Die Herausforderungen im aktuellen Computing-Bereich, wie die steigenden Kosten für Chipentwicklung und -fertigung und der notwendige Fokus auf ressourcenschonende Technologien wird ebenfalls von iis.fraunhofer.de thematisiert. Neuromorphes Computing wird als eine Lösung angesehen, da es die Funktionsweise des biologischen Gehirns imitiert. Diese Ansätze verbessern nicht nur die Energieeffizienz, sondern ermöglichen auch ressourcenintensive KI-Anwendungen auf batteriebetriebenen Endgeräten.
Zukunftsperspektiven im neuromorphen Computing
Ein zentraler Aspekt des neuromorphen Computings ist die Kombination aus geringer Latenz und hoher Energieeffizienz, die unterstützen soll, Echtzeit-Edge-AI-Anwendungen zu optimieren. Diese Technologie könnte insbesondere im Bereich von Datenschutzlösungen, die keinen Zugriff auf Cloud-Systeme erfordern, eine Schlüsselrolle spielen. Das Fraunhofer IIS hat daher das Projekt „Neuromorphes Computing“ initiiert, das Algorithmen und Hardware für neuromorphe Prozessoren in CMOS-Technologie zur Integration in Endgeräte entwickelt.
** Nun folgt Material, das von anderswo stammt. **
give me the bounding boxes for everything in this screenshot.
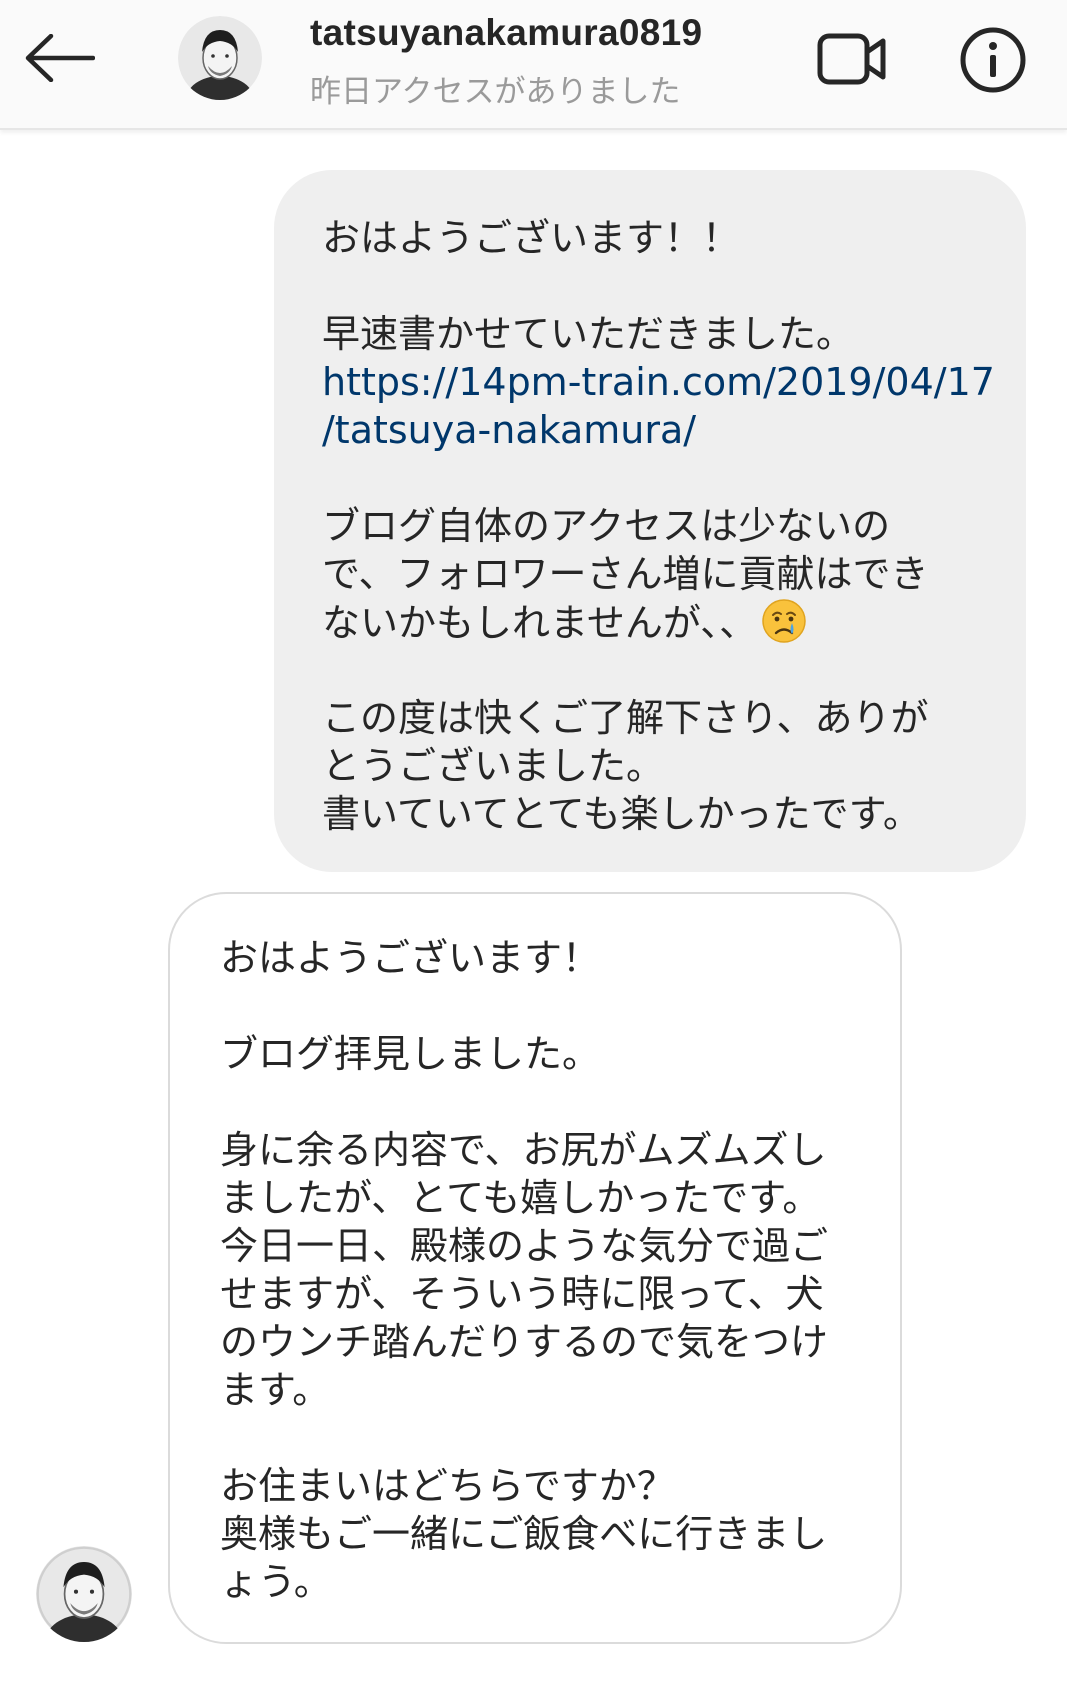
message-line: おはようございます！！ [322,216,741,260]
video-call-button[interactable] [812,24,892,94]
message-line: ブログ自体のアクセスは少ないの [322,504,891,548]
message-text: ないかもしれませんが、、 [322,601,758,645]
message-line: 奥様もご一緒にご飯食べに行きまし [220,1512,828,1556]
video-camera-icon [817,33,886,85]
message-spacer [322,262,986,310]
message-line: とうございました。 [322,744,665,788]
message-line: ましたが、とても嬉しかったです。 [220,1176,821,1220]
message-line: ブログ拝見しました。 [220,1032,601,1076]
message-line: お住まいはどちらですか？ [220,1464,675,1508]
info-circle-icon [960,27,1026,93]
header-avatar[interactable] [178,16,262,100]
header-username[interactable]: tatsuyanakamura0819 [310,12,702,54]
message-line-with-emoji: ないかもしれませんが、、 [322,598,986,646]
message-spacer [322,454,986,502]
message-line: ょう。 [220,1560,332,1604]
message-line: 今日一日、殿様のような気分で過ご [220,1224,829,1268]
message-spacer [220,1414,870,1462]
message-line: この度は快くご了解下さり、ありが [322,696,929,740]
message-line: せますが、そういう時に限って、犬 [220,1272,824,1316]
arrow-left-icon [25,34,95,82]
outgoing-message-bubble[interactable]: おはようございます！！ 早速書かせていただきました。 https://14pm-… [274,170,1026,872]
message-line: 身に余る内容で、お尻がムズムズし [220,1128,827,1172]
profile-photo [36,1546,132,1642]
message-line: 早速書かせていただきました。 [322,312,855,356]
message-line: 書いていてとても楽しかったです。 [322,792,921,836]
message-spacer [322,646,986,694]
dm-thread-screen: tatsuyanakamura0819 昨日アクセスがありました おはようござい… [0,0,1067,1682]
incoming-message-bubble[interactable]: おはようございます！ ブログ拝見しました。 身に余る内容で、お尻がムズムズし ま… [168,892,902,1644]
message-line: のウンチ踏んだりするので気をつけ [220,1320,829,1364]
activity-status: 昨日アクセスがありました [310,74,681,110]
info-button[interactable] [955,22,1031,98]
message-link[interactable]: https://14pm-train.com/2019/04/17 [322,358,995,406]
message-link[interactable]: /tatsuya-nakamura/ [322,406,986,454]
sender-avatar[interactable] [36,1546,132,1642]
message-spacer [220,1078,870,1126]
message-line: で、フォロワーさん増に貢献はでき [322,552,929,596]
conversation-header: tatsuyanakamura0819 昨日アクセスがありました [0,0,1067,130]
crying-face-emoji [762,599,806,643]
message-line: ます。 [220,1368,331,1412]
profile-photo [178,16,262,100]
message-line: おはようございます！ [220,936,601,980]
back-button[interactable] [14,18,104,98]
message-spacer [220,982,870,1030]
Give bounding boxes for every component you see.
Zusätzlich befasst sich die Branche mit der Entwicklung innovativer Anwendungen in der Edge-AI, die eine hohe Parallelverarbeitung und geringe Latenzzeiten ermöglichen sollen. Bedeutende Unternehmen wie Intel, IBM und andere Forschungseinrichtungen investieren stark in diese Technologie, die mittelfristig in Bereichen wie Robotik, Medizintechnik und autonomen Systemen zum Einsatz kommen könnte, wie techzeitgeist.de prognostiziert.
Obwohl es Entwicklungen wie die von Intel und dessen Loihi-Chip gibt, der speziell für Edge-Computing-Anwendungen optimiert ist, stehen der Verbreitung neuromorpher Systeme Herausforderungen wie hohe Produktionskosten und die Notwendigkeit, geeignete Software zu entwickeln, im Wege. Prognosen zeigen, dass bis 2025 erste neuromorphe Chips verfügbar sein könnten, die jedoch aufgrund bestehender Hürden nicht ohne Weiteres in den Massenmarkt integriert werden können.
Die Entwicklungen in der neuromorphen Computertechnologie vorangetrieben von der Universität Greifswald und unterstützt durch Kooperationen mit Instituten wie dem Max-Planck-Institut für die Wissenschaft des Lichts und dem International Iberian Nanotechnology Laboratory, stellen einen bedeutenden Fortschritt dar, der nicht nur die Informatik revolutionieren könnte, sondern auch Auswirkungen auf viele andere Industrien haben wird.